Living Archive: An AI Performance Experiment, a dizzying undertaking by McGregor, utilizes technology through his partnership with Paris’ Google Arts & Culture Lab. A choreographic tool that studies countless footage of McGregor’s dance archive, the machine produces entirely new choreography with the stamp of McGregor’s inflection synonymous with his career. Set to Adès piano concerto In Seven Days with Kirill Gerstein commanding on the piano, Living Archive matches components of uneasy wavering with climactic, unsettling synchronicity from the piano and percussion.
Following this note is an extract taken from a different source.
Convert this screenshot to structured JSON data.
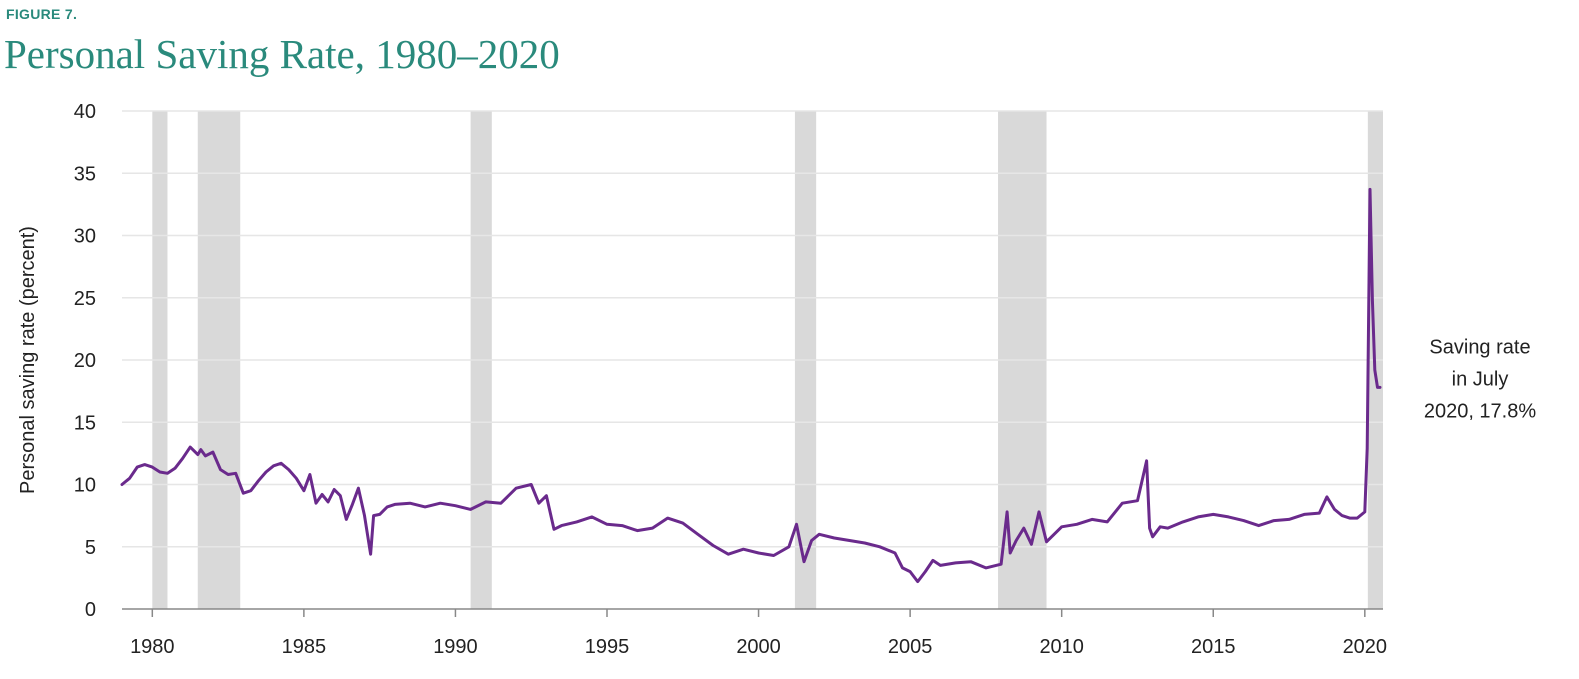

The dancers with Company Wayne McGregor seem equally eager in translating this synthetic foray from the mind of McGregor. Dancers Joshua Barwick, Jordan James Bridge, and Rebecca Bassett-Graham are exemplary in the distinction of power that is evoked in the performance’s interplay. The movements at times are erratic, yet flowy. As the music expels form but plays with traditional elements, so too the dancers mimic the style. Hands form into blades, then fists, in response to the darkness transpiring with sudden gasps of resolution.
At times their limbs dazzle, other times bewilder as if weapons, sharp, cold. The movements appear involuntary, but remain consistently aware of the struggle of lightness and weight, flirtation and depth, classical iterations with contemporary punctuations. The hands flutter, sporadically weightless, then drop as the legs take over, in motion and muted pattering of pedal tones. The intent appears chaotic, but is decorated with dancers almost as bystanders, with an unwavering stance observing the main action in the forefront. McGregor’s pride was evident, as he threw his dancers forward for further bows at the close of their performance.
Adès additionally premiered his newest composition The Dante Project Part I [Inferno], commissioned as part of the collaboration between The Music Center, The Royal Ballet, and the LA Phi. An astounding vision to see the creator of his works so fluently translate his audial vision to the LA Phil, from there to the performances on stage, and from there to the audience. Inferno is just the start, with the complete performance of all three acts to come in London at The Royal Opera House in May 2020.
Adès and McGregor’s translation of Dante’s Divine Comedy finds a new setting, with Tacita Dean’s transforming black costumes like blackboard erasers, slowly filling with white in varying areas of the body depending on where the dancers fall on the stage. Their ominous formations mix with the delicacy of the harps and strings, a playful yet sinful diaspora to the mountainous backdrop drawn by Tacita Dean. They crawl, dispersing, rove in pirouettes and collapse. The music rises and falls, calls and responds. All as Edward Watson and Gary Avis look on in their portrayals as Dante and Virgil.
A stand out of the night was Calvin Richardson, whose controlled, energetic movements had the audience wide-eyed though his interjection brief. Equally as expounding was Beatriz Stiz-Brunell, whose serpent-like affectations create an impression alluring and flirtatious and yet horrifying. A microcosm of emotion and movement emblematic of the choreography throughout Inferno.
At the close of the night, the entire audience stood in animated awe, the Royal Ballet dancers gleaming in their varied chalked pattering on stage. McGregor and Adès together beamed at their respective triumphs, with everyone else in collaboration featured as well.
Tonight is the second and last night of Ades & McGregor: A Dance Collaboration.